You could also just get your hands on some good Asian recipes and paleo-ize them with coconut aminos or wheat free tamari (if you do small amounts of soy). Tons of Asian ingredients are innately paleo.
Do you do Indian? Indian cookbooks often have a ton of recipes that need no adapting at all.
If you have no problem with heat, traditional Southeast Asian (Thai especially) would be a pretty good place to start. Strong emphasis on fresh vegetables, fresh meat, fresh seafood, lots of coconut cream, and cooking with coconut oil. Looking through contemporary Thai cookbooks, you might have to do a little substitution - replacing peanuts with nuts, peanut oil/vegetable oil with coconut oil, spaghetti squash/zucchini noodles for noodles, cauliflower rice for rice (personal experience, the bitterness of cauliflower makes a perfect companion to a red curry with chicken, carrot, and sweet potato). I've had good luck with the Thai cookbooks by Vatcharin Bhumichitr.

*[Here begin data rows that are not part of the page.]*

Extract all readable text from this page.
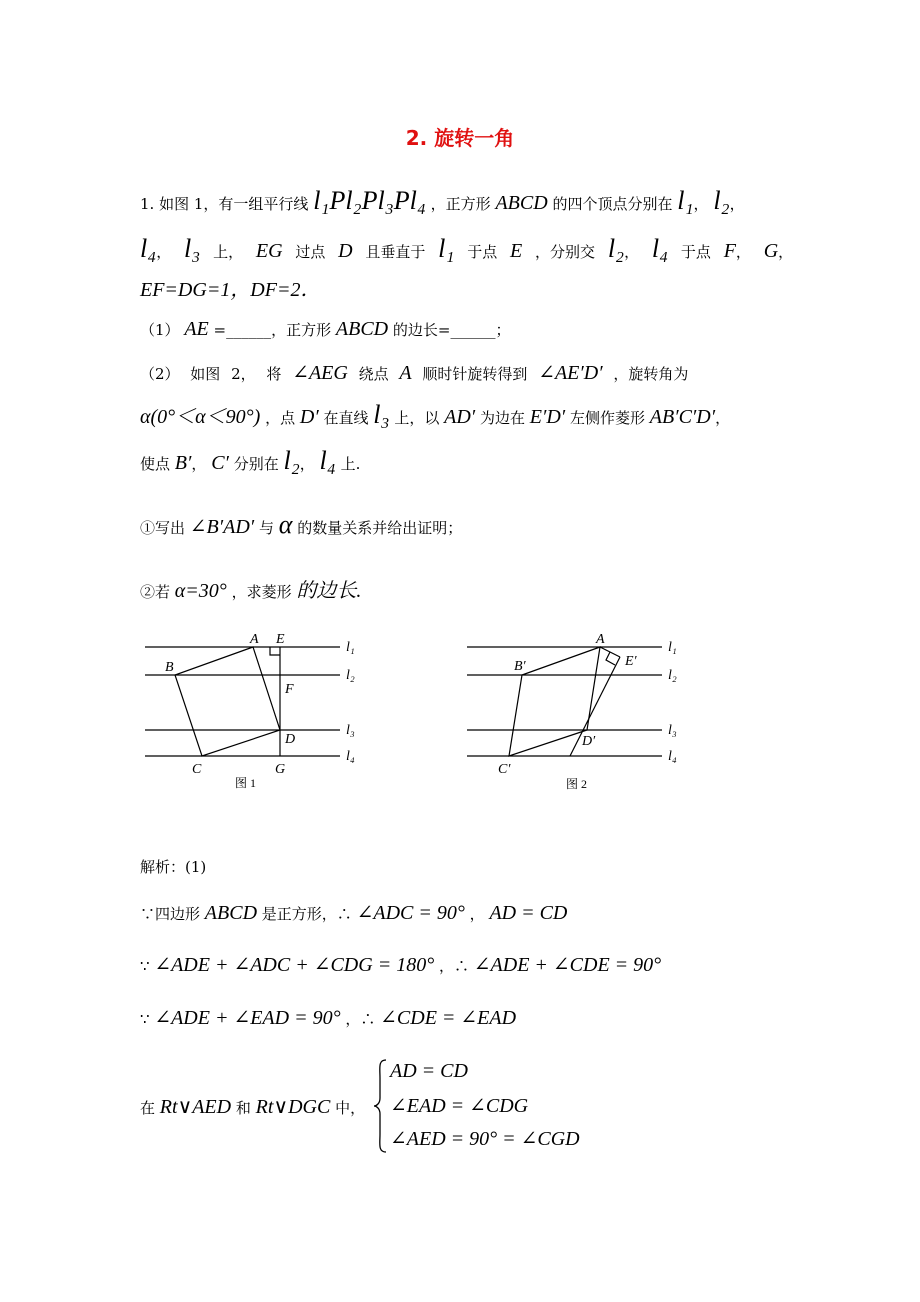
2. 旋转一角
1. 如图 1，有一组平行线 l₁Pl₂Pl₃Pl₄ ，正方形 ABCD 的四个顶点分别在 l₁， l₂，
l₄， l₃ 上， EG 过点 D 且垂直于 l₁ 于点 E ，分别交 l₂， l₄ 于点 F， G，
EF=DG=1，DF=2．
（1） AE =______，正方形 ABCD 的边长=______；
（2） 如图 2， 将 ∠AEG 绕点 A 顺时针旋转得到 ∠AE′D′ ，旋转角为
α(0°＜α＜90°) ，点 D′ 在直线 l₃ 上，以 AD′ 为边在 E′D′ 左侧作菱形 AB′C′D′，
使点 B′， C′ 分别在 l₂， l₄ 上.
①写出 ∠B′AD′ 与 α 的数量关系并给出证明；
②若 α=30° ，求菱形 的边长.
A E
B
F
D
C	G
l₁
l₂
l₃
l₄
图 1
A
E′
B′
D′
C′
l₁
l₂
l₃
l₄
图 2
解析：(1)
∵四边形 ABCD 是正方形，∴ ∠ADC = 90° ， AD = CD
∵ ∠ADE + ∠ADC + ∠CDG = 180° ，∴ ∠ADE + ∠CDE = 90°
∵ ∠ADE + ∠EAD = 90° ，∴ ∠CDE = ∠EAD
在 Rt∨AED 和 Rt∨DGC 中，
AD = CD
∠EAD = ∠CDG
∠AED = 90° = ∠CGD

But even heading down to your local bookstore and flipping through Asian cookbooks section can be fun (just saw one I think looks like it could be fun, 150 Best Indian, Thai, Vietnamese and More Slow Cooker Recipes by Sunil Vijayakar).
For Indian cooking, look more towards Muslim India and Kashmir to get the inclusion of beef and lamb (Rogan Josh in the slow cooker is wonderfully easy).
Related: Ethnic Cuisines for Inspiration
There are some great resources for simple Thai curries that only require a pot and a wooden spoon to cook it in. Ingredients are fairly simple. You can find examples online.
Here's one I often make:
1 chicken breast, cut into bite-size chunks 1 can coconut milk 2 red chilis ~2 cups mushroom ~1 cup carrots ~1 cup cashews green onions to taste bean sprouts if desired spices (yellow curry, basil or tulsi, a touch of cinnamon, other herbs if desired)
brown the chicken in the pot with the herbs and tulsi. chop the mushrooms, carrots, green onions, and chilis and add those, along with the cashews, halved. Add the coconut milk. Let it boil down, adding the other spices, until the sauce is thick. Serve with fresh bean sprouts.
I love Korean food! Here are two of my favorite dishes (one is 99% Paleo, another one - skip soy sauce and sugar).
Kimchi - http://www.youtube.com/watch?v=fznTL6TzsqI (omit sugar)
Bulgogi - http://www.youtube.com/watch?v=x3yKLl3q7xk&feature=plcp&context=C3653c70UDOEgsToPDskLnJE9wbPDMzUWEAPcKFmgg (omit soy sauce and sugar)
Bon appetit! :)
Ginger, coconut aminos, a really ripe (almost browned) pineapple, and honey (if you include honey every so often, omit if not). That is your teryaki sauce, taste it before you decide on the amounts of ingredients. Now soak meat for an hour or so, I like to soak it over night (the meat is tenderized). add any other seasonings, garlic or onion.